Every single Batman film that has followed has been dark, sinister and deadly serious. Batman is real, walks among us and has Issues. I hate them for that. The 1989 Tim Burton version starring Michael Keaton wasn't bad, to be fair. It still retained a certain sense of humour, not least in casting Jack Nicholson as a suitably mental Joker. The 1992 follow-up Batman Returns isn't without merit either, with Danny DeVito and Michelle Pfeiffer well cast in their supervillan roles. However, that's as far as it goes.

I reserve particular ire for the Christian Bale Batman films. Batman Begins is a piece of shit, one of the worst films I have ever sat through. Where's the escapism or the sense of humour? And why does every big summer blockbuster film these days need a thirty-minute expositional kung-fu training sequence tacked on to the bleeding thing?

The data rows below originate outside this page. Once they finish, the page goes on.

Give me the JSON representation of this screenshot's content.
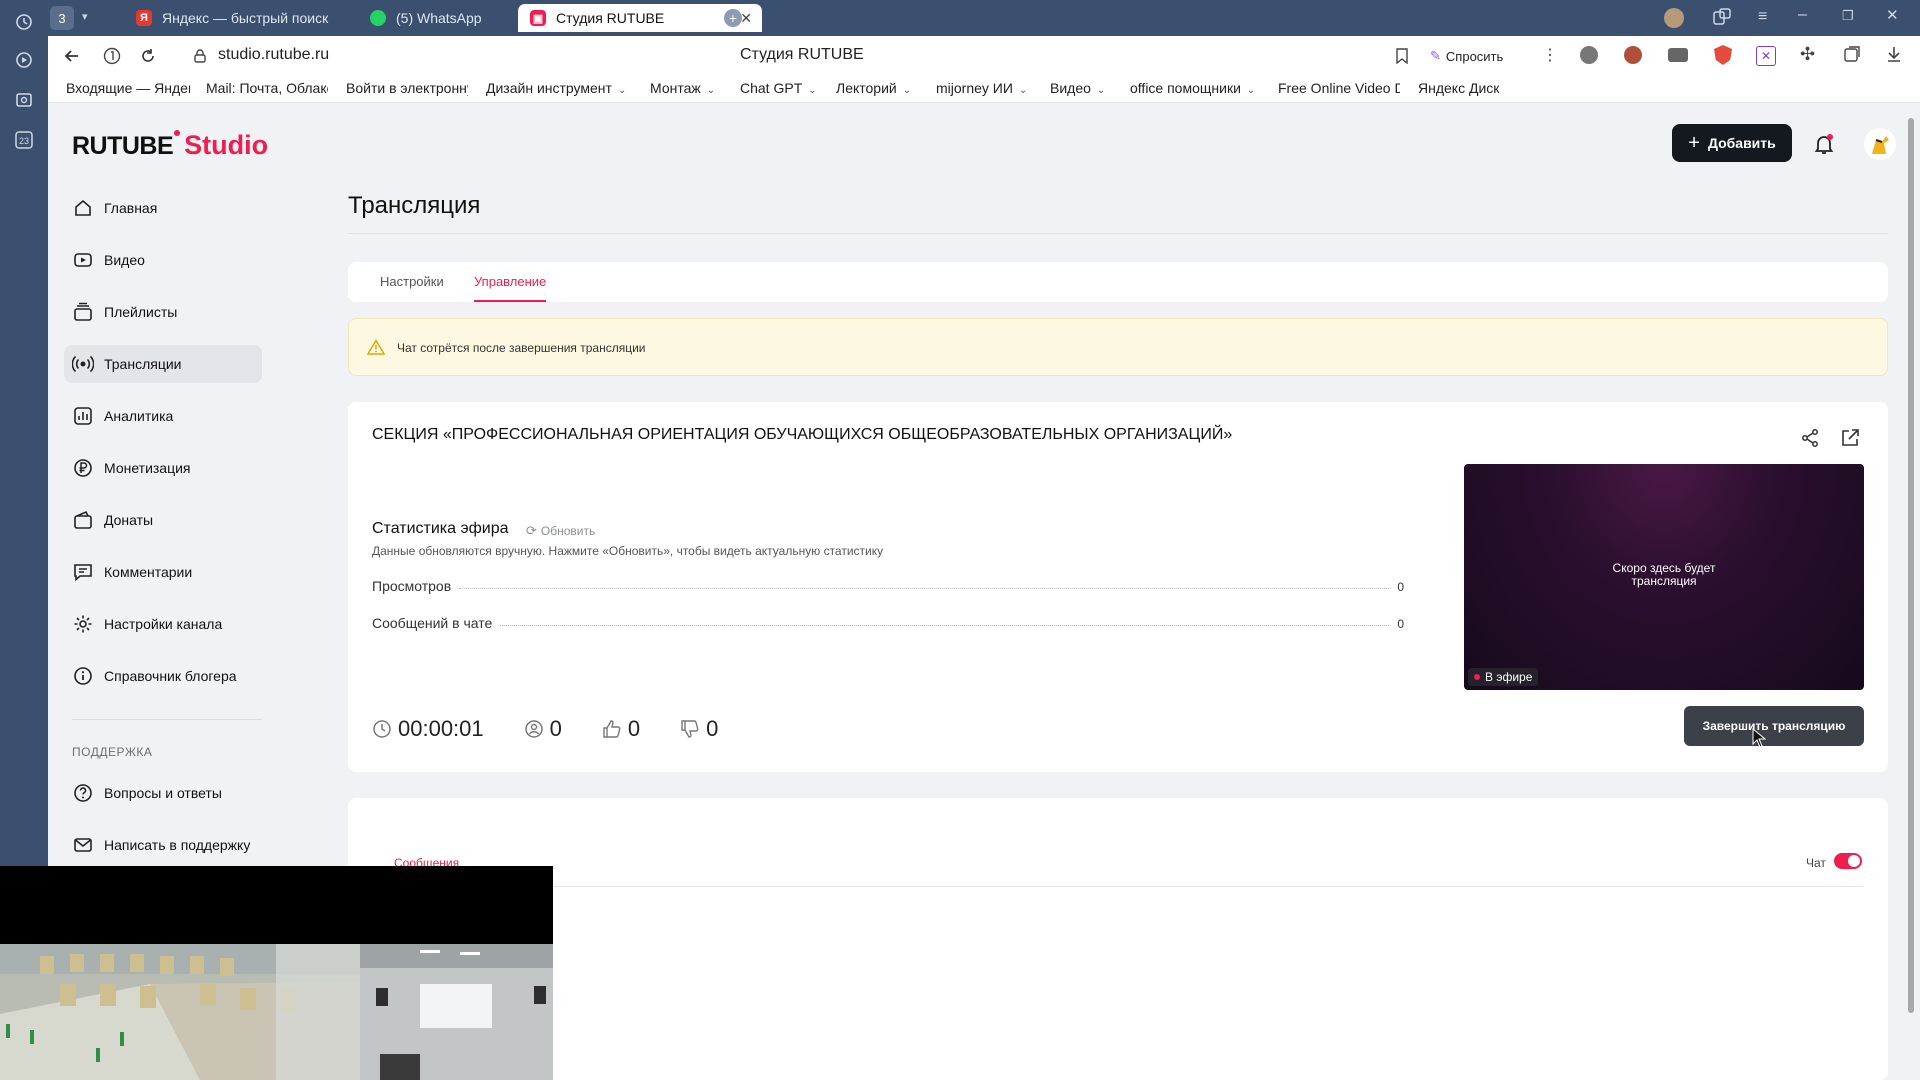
{
  "browser": {
    "tab_count": "3",
    "tabs": [
      {
        "label": "Яндекс — быстрый поиск",
        "favicon": "Я"
      },
      {
        "label": "(5) WhatsApp",
        "favicon": "whatsapp-icon"
      },
      {
        "label": "Студия RUTUBE",
        "favicon": "rutube-icon"
      }
    ],
    "url": "studio.rutube.ru",
    "page_title": "Студия RUTUBE",
    "ask_label": "Спросить",
    "rail_badge": "23",
    "bookmarks": [
      {
        "label": "Входящие — Яндекс",
        "dropdown": false
      },
      {
        "label": "Mail: Почта, Облако,",
        "dropdown": false
      },
      {
        "label": "Войти в электронну",
        "dropdown": false
      },
      {
        "label": "Дизайн инструмент",
        "dropdown": true
      },
      {
        "label": "Монтаж",
        "dropdown": true
      },
      {
        "label": "Chat GPT",
        "dropdown": true
      },
      {
        "label": "Лекторий",
        "dropdown": true
      },
      {
        "label": "mijorney ИИ",
        "dropdown": true
      },
      {
        "label": "Видео",
        "dropdown": true
      },
      {
        "label": "office помощники",
        "dropdown": true
      },
      {
        "label": "Free Online Video Do",
        "dropdown": false
      },
      {
        "label": "Яндекс Диск",
        "dropdown": false
      }
    ]
  },
  "logo": {
    "primary": "RUTUBE",
    "secondary": "Studio"
  },
  "sidebar": {
    "items": [
      {
        "label": "Главная",
        "icon": "home-icon"
      },
      {
        "label": "Видео",
        "icon": "video-icon"
      },
      {
        "label": "Плейлисты",
        "icon": "playlist-icon"
      },
      {
        "label": "Трансляции",
        "icon": "broadcast-icon"
      },
      {
        "label": "Аналитика",
        "icon": "analytics-icon"
      },
      {
        "label": "Монетизация",
        "icon": "ruble-icon"
      },
      {
        "label": "Донаты",
        "icon": "wallet-icon"
      },
      {
        "label": "Комментарии",
        "icon": "comment-icon"
      },
      {
        "label": "Настройки канала",
        "icon": "gear-icon"
      },
      {
        "label": "Справочник блогера",
        "icon": "info-icon"
      }
    ],
    "active_index": 3,
    "support_heading": "ПОДДЕРЖКА",
    "support_items": [
      {
        "label": "Вопросы и ответы",
        "icon": "question-icon"
      },
      {
        "label": "Написать в поддержку",
        "icon": "mail-icon"
      }
    ]
  },
  "header": {
    "add_label": "Добавить"
  },
  "page": {
    "title": "Трансляция",
    "tabs": [
      {
        "label": "Настройки",
        "active": false
      },
      {
        "label": "Управление",
        "active": true
      }
    ],
    "warning": "Чат сотрётся после завершения трансляции"
  },
  "stream": {
    "title": "СЕКЦИЯ «ПРОФЕССИОНАЛЬНАЯ ОРИЕНТАЦИЯ ОБУЧАЮЩИХСЯ ОБЩЕОБРАЗОВАТЕЛЬНЫХ ОРГАНИЗАЦИЙ»",
    "stats_title": "Статистика эфира",
    "refresh_label": "Обновить",
    "stats_description": "Данные обновляются вручную. Нажмите «Обновить», чтобы видеть актуальную статистику",
    "stats": [
      {
        "label": "Просмотров",
        "value": "0"
      },
      {
        "label": "Сообщений в чате",
        "value": "0"
      }
    ],
    "duration": "00:00:01",
    "viewers": "0",
    "likes": "0",
    "dislikes": "0",
    "preview_text": "Скоро здесь будет трансляция",
    "live_label": "В эфире",
    "end_button": "Завершить трансляцию"
  },
  "chat": {
    "tab_label": "Сообщения",
    "toggle_label": "Чат",
    "enabled": true
  },
  "colors": {
    "accent": "#ee1e4f",
    "dark_button": "#14191f",
    "browser_chrome": "#3b4f6e"
  }
}
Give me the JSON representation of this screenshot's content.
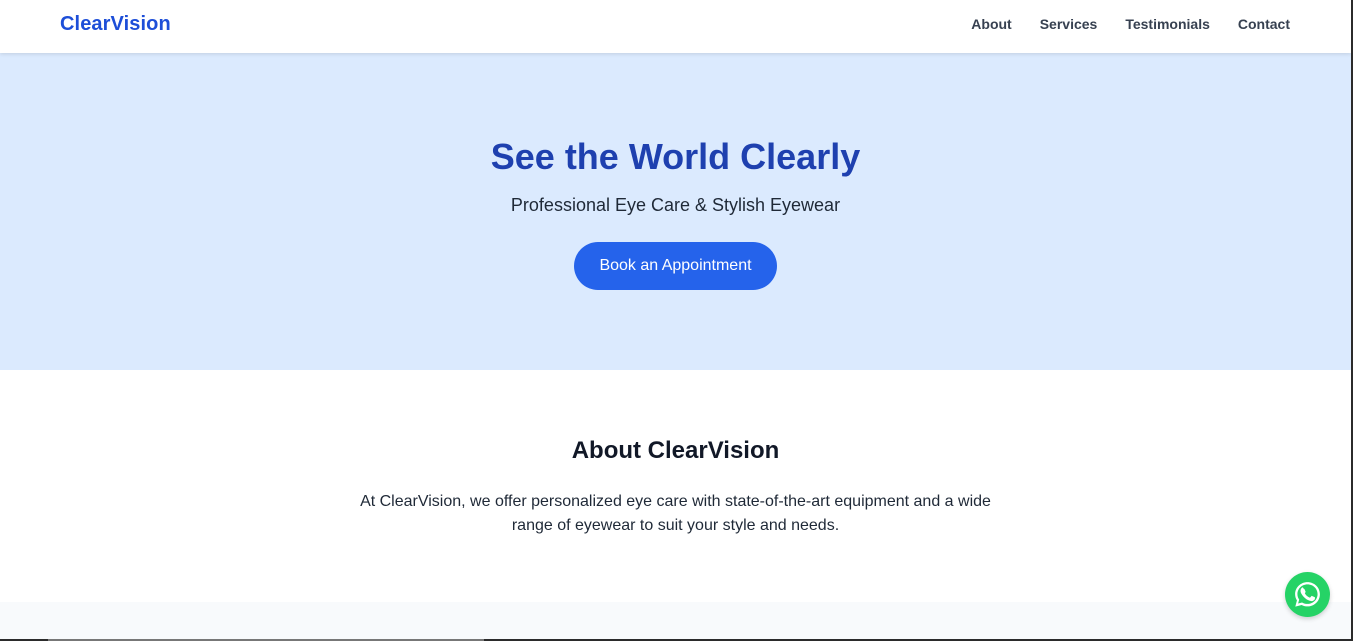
{
  "header": {
    "brand": "ClearVision",
    "nav": [
      {
        "label": "About"
      },
      {
        "label": "Services"
      },
      {
        "label": "Testimonials"
      },
      {
        "label": "Contact"
      }
    ]
  },
  "hero": {
    "title": "See the World Clearly",
    "subtitle": "Professional Eye Care & Stylish Eyewear",
    "button": "Book an Appointment"
  },
  "about": {
    "title": "About ClearVision",
    "text": "At ClearVision, we offer personalized eye care with state-of-the-art equipment and a wide range of eyewear to suit your style and needs."
  },
  "floating_action": {
    "icon": "whatsapp-icon"
  },
  "colors": {
    "brand": "#1d4ed8",
    "hero_background": "#dbeafe",
    "button": "#2563eb",
    "whatsapp": "#25d366"
  }
}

What makes the original Batman so beautiful for me is that it stars Adam West, then 38-years old and a bit podgy round the middle like so many 38-year old men are. He was a gentleman crime-fighter of the Old Etonian tradition. He fought according to the Queensbury Rules. As soon as the bloody Kevlar body armour and kung fu and emotional pain and people dabbing iodine on open wounds whilst looking meaningfully at each other, I'm out.

I hope that this post doesn't cause Christian Bale to give me an earful of abuse. But even if it did it would prove my point. Comic book films need to stop taking themselves so seriously.

3 comments:

@LordManley said...

Hear, hear.

Too many fools forget that Batman started life as a parody and a parody it should remain.

Neil Maceman said...

I am outraged.

NobbyNobody said...

Hurrah! I couldn't agree more about everything in this post.
I don't mind Batman Begins but it is a bit too po-faced for my taste. Then everyone kept telling me I must see The Dark Knight, it's the best movie EVAR!!11!!. So I saw it and was bored. It was too long and it was boring. Sure it looked great but it was still boring. And it was not Batman.